Instituto Millenium entrevista Diretor-Presidente da Companhia Paulista de Parcerias (CPP)

Escola: Instituto Millenium entrevista Diretor-Presidente da Companhia Paulista de Parcerias (CPP) (Business Finland /Getty Images)
Escola: Instituto Millenium entrevista Diretor-Presidente da Companhia Paulista de Parcerias (CPP) (Business Finland /Getty Images)

O Instituto Millenium entrevistou Edgard Benozatti, Diretor-Presidente da Companhia Paulista de Parcerias (CPP), entidade responsável pela condução de estudos e projetos de Parceria Público-Privada (PPP) no governo do estado de São Paulo. Em pauta, o novo projeto de PPP para a construção e manutenção de 33 escolas públicas, um investimento de R$ 1,6 bilhão que promete criar 34.840 vagas na rede estadual de ensino. 

O projeto está dividido em dois lotes: o Lote Oeste, com leilão marcado para 25 de setembro, inclui 17 unidades de ensino, 462 salas de aula e 17.160 vagas em municípios como Araras, Campinas e Ribeirão Preto.
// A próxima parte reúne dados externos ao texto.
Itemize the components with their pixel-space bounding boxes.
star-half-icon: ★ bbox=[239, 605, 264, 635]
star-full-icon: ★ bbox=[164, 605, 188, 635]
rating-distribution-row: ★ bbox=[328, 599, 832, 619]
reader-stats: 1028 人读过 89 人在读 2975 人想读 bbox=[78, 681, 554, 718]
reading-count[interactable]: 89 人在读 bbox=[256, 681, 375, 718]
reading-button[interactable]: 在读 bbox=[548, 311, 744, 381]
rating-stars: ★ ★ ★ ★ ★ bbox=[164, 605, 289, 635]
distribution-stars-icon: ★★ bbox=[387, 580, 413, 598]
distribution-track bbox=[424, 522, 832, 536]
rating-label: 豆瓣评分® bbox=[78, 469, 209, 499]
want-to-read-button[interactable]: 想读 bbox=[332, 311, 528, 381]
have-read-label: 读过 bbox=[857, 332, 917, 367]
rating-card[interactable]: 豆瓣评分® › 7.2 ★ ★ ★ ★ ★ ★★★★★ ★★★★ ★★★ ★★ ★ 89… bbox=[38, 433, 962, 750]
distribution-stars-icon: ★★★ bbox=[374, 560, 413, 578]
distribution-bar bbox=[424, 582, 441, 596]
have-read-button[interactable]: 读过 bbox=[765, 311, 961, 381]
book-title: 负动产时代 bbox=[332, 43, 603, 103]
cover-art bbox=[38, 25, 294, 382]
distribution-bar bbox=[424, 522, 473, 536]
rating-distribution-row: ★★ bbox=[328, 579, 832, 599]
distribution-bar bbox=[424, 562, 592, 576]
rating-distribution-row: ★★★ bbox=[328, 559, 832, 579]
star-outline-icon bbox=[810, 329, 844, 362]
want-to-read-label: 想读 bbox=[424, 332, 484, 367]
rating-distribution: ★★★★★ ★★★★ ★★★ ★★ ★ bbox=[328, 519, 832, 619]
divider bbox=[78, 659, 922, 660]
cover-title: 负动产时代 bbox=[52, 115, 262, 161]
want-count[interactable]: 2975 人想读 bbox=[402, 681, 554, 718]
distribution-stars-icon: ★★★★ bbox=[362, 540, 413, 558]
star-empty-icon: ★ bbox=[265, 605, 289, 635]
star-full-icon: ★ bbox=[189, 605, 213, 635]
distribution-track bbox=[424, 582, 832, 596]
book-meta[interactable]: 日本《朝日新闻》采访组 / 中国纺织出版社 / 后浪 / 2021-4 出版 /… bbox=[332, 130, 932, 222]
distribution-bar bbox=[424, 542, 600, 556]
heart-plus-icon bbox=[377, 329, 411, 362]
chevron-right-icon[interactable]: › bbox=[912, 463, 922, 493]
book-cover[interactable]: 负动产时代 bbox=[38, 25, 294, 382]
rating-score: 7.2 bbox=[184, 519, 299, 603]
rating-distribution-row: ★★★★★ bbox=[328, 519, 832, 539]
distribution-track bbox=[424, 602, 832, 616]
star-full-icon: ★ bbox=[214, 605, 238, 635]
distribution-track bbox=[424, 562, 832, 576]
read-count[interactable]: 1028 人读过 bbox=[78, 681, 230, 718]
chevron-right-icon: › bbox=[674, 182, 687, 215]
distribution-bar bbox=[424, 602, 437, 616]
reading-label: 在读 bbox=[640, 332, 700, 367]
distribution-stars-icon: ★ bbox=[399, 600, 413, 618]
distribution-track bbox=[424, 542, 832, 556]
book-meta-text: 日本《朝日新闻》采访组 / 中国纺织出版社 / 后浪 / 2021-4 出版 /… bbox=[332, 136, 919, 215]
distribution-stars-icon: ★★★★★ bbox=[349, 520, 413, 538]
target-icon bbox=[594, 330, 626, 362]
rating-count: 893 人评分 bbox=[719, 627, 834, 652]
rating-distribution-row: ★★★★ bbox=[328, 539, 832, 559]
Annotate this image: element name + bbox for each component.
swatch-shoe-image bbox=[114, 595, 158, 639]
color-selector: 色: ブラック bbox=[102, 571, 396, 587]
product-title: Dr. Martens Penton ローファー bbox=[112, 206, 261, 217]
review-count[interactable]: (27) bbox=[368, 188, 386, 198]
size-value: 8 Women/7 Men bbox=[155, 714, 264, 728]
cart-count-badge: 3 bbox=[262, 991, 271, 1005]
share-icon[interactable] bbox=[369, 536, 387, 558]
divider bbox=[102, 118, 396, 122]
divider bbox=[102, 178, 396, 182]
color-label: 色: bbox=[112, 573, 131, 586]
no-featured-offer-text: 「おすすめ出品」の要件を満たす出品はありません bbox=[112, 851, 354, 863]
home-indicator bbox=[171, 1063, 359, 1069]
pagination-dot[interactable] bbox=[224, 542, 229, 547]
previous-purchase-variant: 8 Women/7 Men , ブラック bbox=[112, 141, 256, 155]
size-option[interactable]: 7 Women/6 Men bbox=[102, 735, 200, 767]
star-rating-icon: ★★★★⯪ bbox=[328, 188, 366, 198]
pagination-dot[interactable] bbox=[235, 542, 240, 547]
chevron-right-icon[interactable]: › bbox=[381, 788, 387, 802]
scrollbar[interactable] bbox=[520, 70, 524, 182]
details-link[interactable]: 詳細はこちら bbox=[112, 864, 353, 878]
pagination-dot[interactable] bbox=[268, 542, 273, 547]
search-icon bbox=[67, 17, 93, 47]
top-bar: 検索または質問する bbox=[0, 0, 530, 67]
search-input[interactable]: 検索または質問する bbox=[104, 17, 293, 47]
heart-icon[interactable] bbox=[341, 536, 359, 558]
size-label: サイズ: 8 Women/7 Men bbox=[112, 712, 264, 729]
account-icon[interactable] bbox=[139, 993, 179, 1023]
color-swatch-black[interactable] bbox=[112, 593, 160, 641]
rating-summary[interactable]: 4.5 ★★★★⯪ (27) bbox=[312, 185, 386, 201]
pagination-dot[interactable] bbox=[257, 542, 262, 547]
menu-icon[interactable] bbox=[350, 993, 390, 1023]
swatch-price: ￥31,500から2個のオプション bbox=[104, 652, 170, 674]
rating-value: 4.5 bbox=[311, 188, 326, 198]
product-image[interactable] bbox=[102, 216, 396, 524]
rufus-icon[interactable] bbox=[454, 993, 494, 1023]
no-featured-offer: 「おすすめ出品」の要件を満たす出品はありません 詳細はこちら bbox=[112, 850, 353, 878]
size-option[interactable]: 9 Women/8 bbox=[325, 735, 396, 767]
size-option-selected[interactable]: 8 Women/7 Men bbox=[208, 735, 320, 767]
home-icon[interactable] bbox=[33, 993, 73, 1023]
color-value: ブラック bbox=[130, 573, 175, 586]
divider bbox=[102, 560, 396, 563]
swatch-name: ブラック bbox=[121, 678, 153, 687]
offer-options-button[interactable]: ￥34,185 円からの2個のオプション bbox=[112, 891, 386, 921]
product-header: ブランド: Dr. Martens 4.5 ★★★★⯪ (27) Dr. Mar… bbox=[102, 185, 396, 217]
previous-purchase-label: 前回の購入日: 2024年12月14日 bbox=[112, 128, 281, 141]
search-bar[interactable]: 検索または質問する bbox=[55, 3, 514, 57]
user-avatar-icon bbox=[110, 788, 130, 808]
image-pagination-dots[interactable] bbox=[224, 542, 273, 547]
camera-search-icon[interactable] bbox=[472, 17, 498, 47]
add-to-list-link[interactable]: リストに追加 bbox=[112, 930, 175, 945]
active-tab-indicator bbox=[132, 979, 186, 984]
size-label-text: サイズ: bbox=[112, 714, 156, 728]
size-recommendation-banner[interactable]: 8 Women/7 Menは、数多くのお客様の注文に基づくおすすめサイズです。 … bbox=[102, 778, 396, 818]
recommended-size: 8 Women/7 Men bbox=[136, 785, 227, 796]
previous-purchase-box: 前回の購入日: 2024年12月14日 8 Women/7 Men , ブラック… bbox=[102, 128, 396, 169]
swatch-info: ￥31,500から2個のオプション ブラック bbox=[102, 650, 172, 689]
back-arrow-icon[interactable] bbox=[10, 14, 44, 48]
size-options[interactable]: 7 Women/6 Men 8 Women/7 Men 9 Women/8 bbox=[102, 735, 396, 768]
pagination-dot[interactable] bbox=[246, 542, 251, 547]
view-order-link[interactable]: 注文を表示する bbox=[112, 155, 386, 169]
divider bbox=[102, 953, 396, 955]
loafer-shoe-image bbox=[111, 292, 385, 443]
O Lote Leste, com leilão previsto para 3 de outubro, abrange 16 unidades, 476 salas de aula e 17.680 vagas em cidades como Guarulhos, Sorocaba e São José dos Campos. Benozatti detalha como a iniciativa privada será responsável pela infraestrutura e manutenção, enquanto a Secretaria da Educação cuidará do ensino. 

Nesta entrevista exclusiva, Benozatti discute as expectativas de impacto positivo na eficiência administrativa e na qualidade da educação, além das lições aprendidas de PPPs anteriores. Convidamos nossos leitores a explorar esta conversa para entender como as PPPs podem transformar a educação em São Paulo e proporcionar um ambiente mais propício para o aprendizado dos alunos. 

Instituto Millenium: Para começar, poderia nos explicar em detalhes o projeto de parceria público-privada para a construção e manutenção de escolas públicas em São Paulo? Qual é a motivação e os principais objetivos dessa iniciativa? 

Edgard Benozatti: O objetivo do projeto Novas Escolas do Governo de São Paulo é a estruturação de duas parcerias público-privadas (PPP) destinadas à construção e operação de serviços não pedagógicos de 33 novas unidades escolares. Por serviços não pedagógicos estamos falando de toda a manutenção do prédio, limpeza, controle das utilidades (água, energia etc.), fornecimento de tecnologia, portaria, jardinagem, entre outros.  

A principal motivação é o diagnóstico de que hoje a diretoria da escola dedica enorme esforço de trabalho e tempo cuidando de cada um desses contratos de forma individual em detrimento às questões pedagógicas. É importante reforçar que atualmente a maioria desses serviços já são terceirizados pelo Poder Público.  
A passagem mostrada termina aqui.